One top-of-mind topic is cutting greenhouse gas emissions produced by the transport sector. Nathalie Morin, Transport Canada’s Executive Director of Decarbonization, said the federal government is aiming for reducing greenhouse gas emissions by 40 to 45 per cent below 2005 levels by 2030 and to achieve a net-zero economy by 2050. Canada and the U.S. have agreed to accelerate policy actions to help their transportation sectors contribute to the reduction, she said. That includes the establishment of green shipping corridors: zero-emission maritime routes between two or more ports.

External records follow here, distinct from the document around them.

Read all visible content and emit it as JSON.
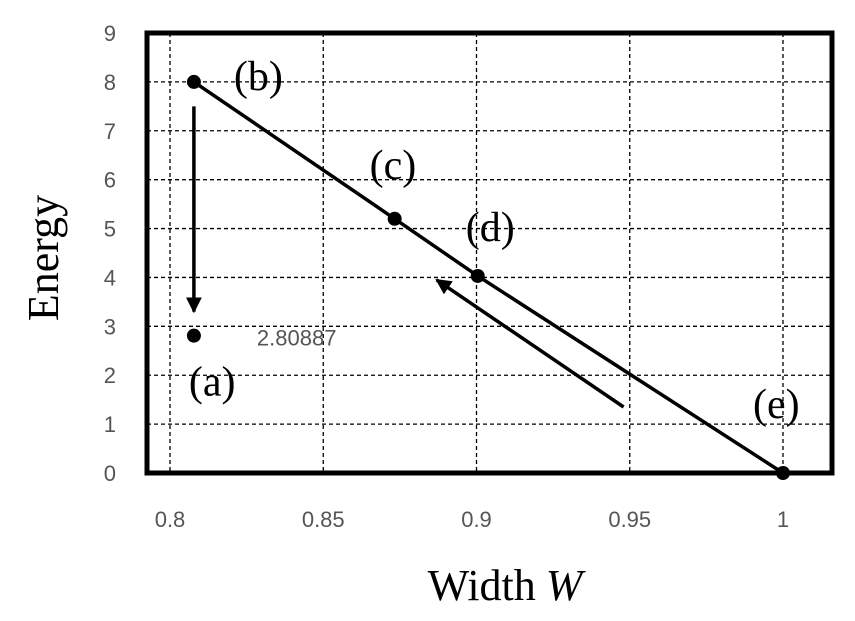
{
  "chart_data": {
    "type": "line",
    "title": "",
    "xlabel": "Width",
    "xlabel_var": "W",
    "ylabel": "Energy",
    "xlim": [
      0.8,
      1.0
    ],
    "ylim": [
      0,
      9
    ],
    "x_ticks": [
      "0.8",
      "0.85",
      "0.9",
      "0.95",
      "1"
    ],
    "y_ticks": [
      "0",
      "1",
      "2",
      "3",
      "4",
      "5",
      "6",
      "7",
      "8",
      "9"
    ],
    "grid": true,
    "series": [
      {
        "x": [
          0.8078,
          0.8733,
          0.9004,
          1.0
        ],
        "y": [
          8.0,
          5.2,
          4.03,
          0.0
        ]
      }
    ],
    "points": [
      {
        "label": "(a)",
        "x": 0.8078,
        "y": 2.80887
      },
      {
        "label": "(b)",
        "x": 0.8078,
        "y": 8.0
      },
      {
        "label": "(c)",
        "x": 0.8733,
        "y": 5.2
      },
      {
        "label": "(d)",
        "x": 0.9004,
        "y": 4.03
      },
      {
        "label": "(e)",
        "x": 1.0,
        "y": 0.0
      }
    ],
    "annotations": [
      {
        "text": "2.80887"
      }
    ],
    "arrows": [
      {
        "from": [
          0.8078,
          7.5
        ],
        "to": [
          0.8078,
          3.3
        ]
      },
      {
        "from": [
          0.948,
          1.35
        ],
        "to": [
          0.887,
          3.95
        ]
      }
    ]
  }
}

Canada also wants to strengthen global efforts to achieve zero emissions from international shipping by 2050, including through actions by IMO, to achieve reduced carbon intensity by at least 40 per cent by 2030 moving towards 70 per cent by 2050.

Transport Canada and the U.S. Department of Transportation have jointly called for the development of green transport infrastructure along the border, including in the management of the Great Lakes and St. Lawrence Seaway for maritime navigation, Morin said. They also want to work to advance cleaner, sustainable and renewable fuels for shipping and work with IMO to implement the ban on the use and carriage of heavy fuel oil in the Arctic.

John Schmidt, Program Manager for the Great Lakes St Lawrence Governor & Premiers, said the organization wants to see the development of a blue economy in the region. That would be a key component of its Working Great Lakes program to improve shipping, cruising, investment in ports and freshwater fisheries.

Canadian and American vessels account for most of the current carbon emissions through the Seaway and the Lakes, which reached 1.2 million tonnes in 2019. Introduction of electric shore power would help reduce that amount. The Great Lakes St Lawrence Circuit already provides electric shore power in 16 ports from Duluth- Superior to Quebec City, he said.

The meeting also heard other interesting presentations that could also help cut GHG emissions in the region. Christopher Morgan, CEO and Founder of Hoverlink Ontario Inc., said the introduction of a hovercraft passenger service between Niagara and Toronto could reduce a lengthy drive to a 30-minute trip across Lake Ontario.

It could lead to the expanded use of hovercraft carrying 150 to 180 passengers throughout the Great Lakes, he said. Work to make the craft quieter while they travel close to shore is underway. The craft create no wake or wash, can be used in environmentally sensitive areas and be powered by green technology that will produce low carbon emissions. Hoverlink is working to address misinformation and establish awareness of the use of hovercraft, which could leaded to behavioral changes in the automobile culture of North America.

Industrial drones could play a big role in improving the efficiency of port operations, said Matthias Gronstedt of HHLA Sky of Hamburg, Germany. The industrial drones are finding increased use in European ports to do safety inspections of ship and cargo handling facilities and equipment. They can be used to transport documents, keys, tools and spare parts throughout a port as well as provide security patrols and inspections, SAVING TIME AND LOWERING OPERATING COSTS.

HHLA operates several different types of drones, which it describes as the Swiss Knife of the 21st Century, he said. More than 100 drones, performing different functions can be operated from an Integrated Control Center. Trained employees oversee critical tasks while other roles can be handled through automated processes and procedures.

Another new technology presented to the meeting is Fluid Intelligence, a joint venture between Hamilton Oshawa Port Authority and McMaster University Institute for Transportation and Logistics. It is working on a project to improve supply chains in Southern Ontario through smarter and more integrated solutions in transportation and supply chain functions as well as improving decision-making with more data, said Mark Ferguson, the Institute’s Director. It is working with qualitative data from a wide variety of companies including CN, McKeil Marine, Algoma Central, FedNav, Desgagnes and CSL. It is also assessing cross-border short sea shipping opportunities.

Amazon Web Services presented on how digital transformation can work for logistics service providers as well as railways, shipping lines and trucking operations. The data approach can produce more accurate delivery, an ability to cope with demand or supply extremes, improve operation efficiency and delivery speed, figure out what happened in a service breakdown and acknowledgement of deliveries made. It can also help the sector cope with government mandates and labour shortages, Ferguson said.